Viva la Mamma!

Hat der Ober mich gerade angezzzt??? Nicht allein, dass der Name “La Mama” schnöder Etikettenschwindel ist, denn hier schwingt Opa (und nur Opa!) das Zepter. Aber diese hektische Version von Louis de Funés sorgt hier in der ansonsten pittoresken Altstadt von Nizza weder bei den Gästen noch beim Personal für freundliche Gesichter.

Die Gnocchi sind trotz ihrer falschen Schreibweise erstaunlich lecker. Das scheint Opa auch zu meinen, denn mit einem beherzten “Gnocchi great, yes?” nimmt er mir gleichermaßen schwungvoll wie ungehobelt den nur halb aufgegessenen Teller unter der Nase weg. Ein polyglotter Poet ist er ganz sicher nicht. Und es kommt ja noch eine Hauptspeise, des Hungers wegen. Und ich habe ja noch das Brotkörbchen und den Pfeffer zur Überbrückung..

Nein, das Brotkörbchen habe ich jetzt auch nicht mehr. Etwas verwundert bin ich aber doch, dass er sein Brot nicht beim Abräumen gelobt hat. Man will doch etwas Konversation zwischen Vor- und Hauptspeise! Die kaugummikauende Kellnerin im ausgebeulten Pullunder huscht wortlos mit hilflosem Achselzucken an mir vorbei, die Augen Richtung Himmel gerichtet. Ich wollte zwar rustikale Atmosphäre, hatte mir dies aber irgendwie gänzlich anders vorgestellt.

Die Hauptspeise kommt. Also das Essen und der Teller kommen. Das Besteck vorerst nicht. Es kommt vermutlich gleich. So aufmerksam sollte der Service doch sein. Oder doch nicht? Es dauert dann doch schon etwas lange und meine Miesmuscheln dampfen mit jedem Augenblick des Wartens ein wenig weniger.

Ich raffe mein Schulfranzösisch zusammen: “Sche wuhräh…” “Yes, yes, very good!”, kontert mir Opa noch vor Ende meines Satzes.
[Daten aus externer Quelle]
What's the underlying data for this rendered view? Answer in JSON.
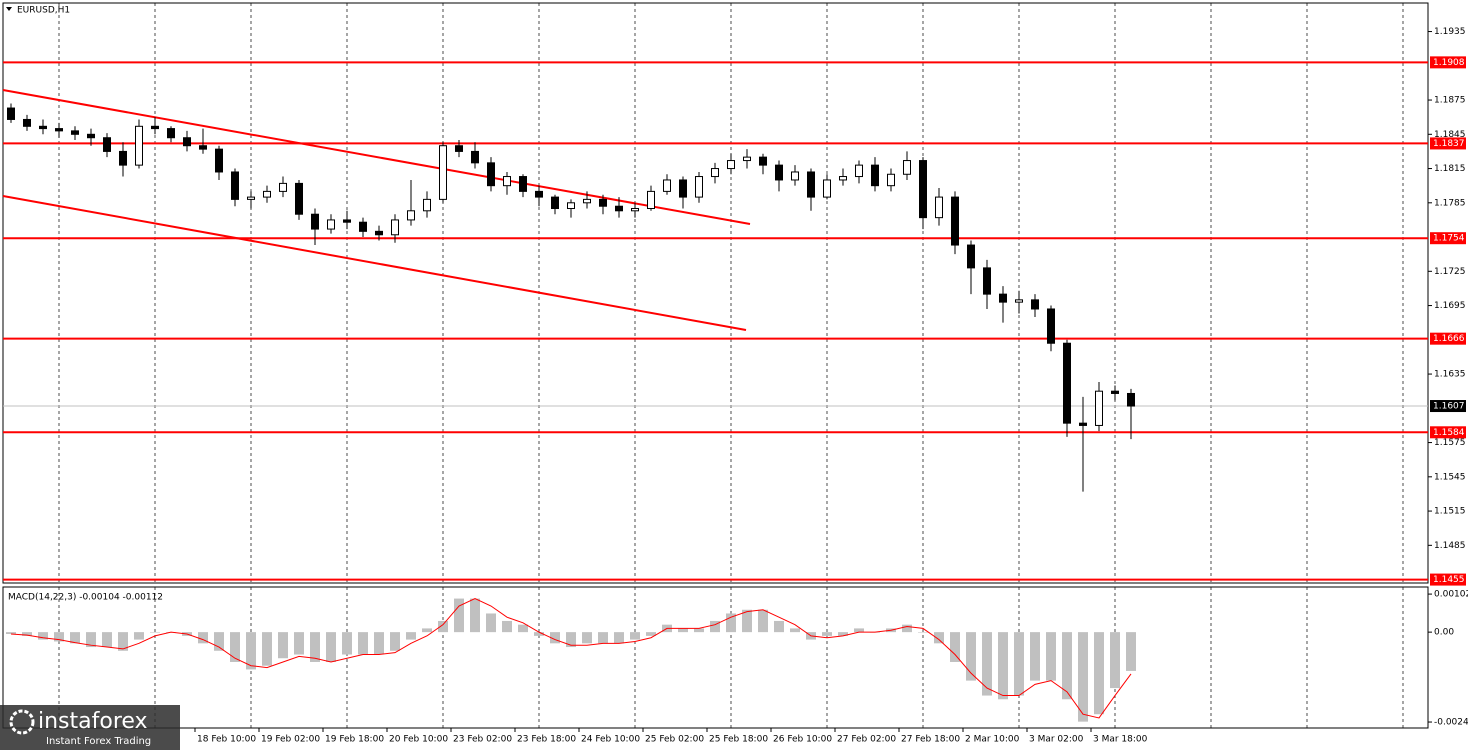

Auf Besteck darf ich wohl nicht hoffen. Gut, die Muscheln kann ich auch so essen und für die Sauce bleibt mir ja noch das Brotkörbchen. Ach nein, das habe ich ja nicht mehr. Die Pullunderträgerin schlurft vorbei und stellt im Vorbeigehen meinen Pfefferstreuer auf den Nebentisch. Ich kapituliere und esse die Miesmuscheln hastig mit den Fingern, immer in der Erwartung, dass mir in jedem Moment der halbvolle Teller weggenommen würde.

Was seltsamerweise nicht passiert. Denn plötzlich herrscht Stille. Nicht so sehr rustikale Stille sondern eher Totenstille. Sogar das Dudelradio ist aus. Das ist immerhin eine Offenbarung nach der Hektik der ersten beiden Gänge. Ich blicke vorsichtig hinter mich: Es ist schon späterer Mittag und Opa muss wohl dringend sein Mittagsschläfchen halten. Und sämtliches Personal hat dies zum Anlass genommen, eine ausgiebige Rauchpause vor dem Etablissement einzulegen. Andere Gäste sind auch nicht mehr da. Ich bin allein.

Beherzt geht ich zum Tresen, nehme mir das mir zustehende Besteck, einen Pfefferstreuer und ein Brotkörbchen – ach was… zwei Brotkörbchen – und beende in aller Ruhe meine Mahlzeit. Auch nach mehr als einer halben Stunde lässt sich kein Kellner mehr blicken. Ich gehe zurück zum Tresen, nehme die Karte, rechne die einzelnen Beträge zusammen, lege die Summe centgenau auf den Tisch und verlasse “Mama”. Ich werde nicht wiederkommen.

Restaurant Pizzeria “La Mama”. Altstadt von Nizza. Nicht zu empfehlen.
Satire lebt von Zuspitzungen und Übertreibungen. Nicht alle Details sollten daher für bare Münze genommen werden.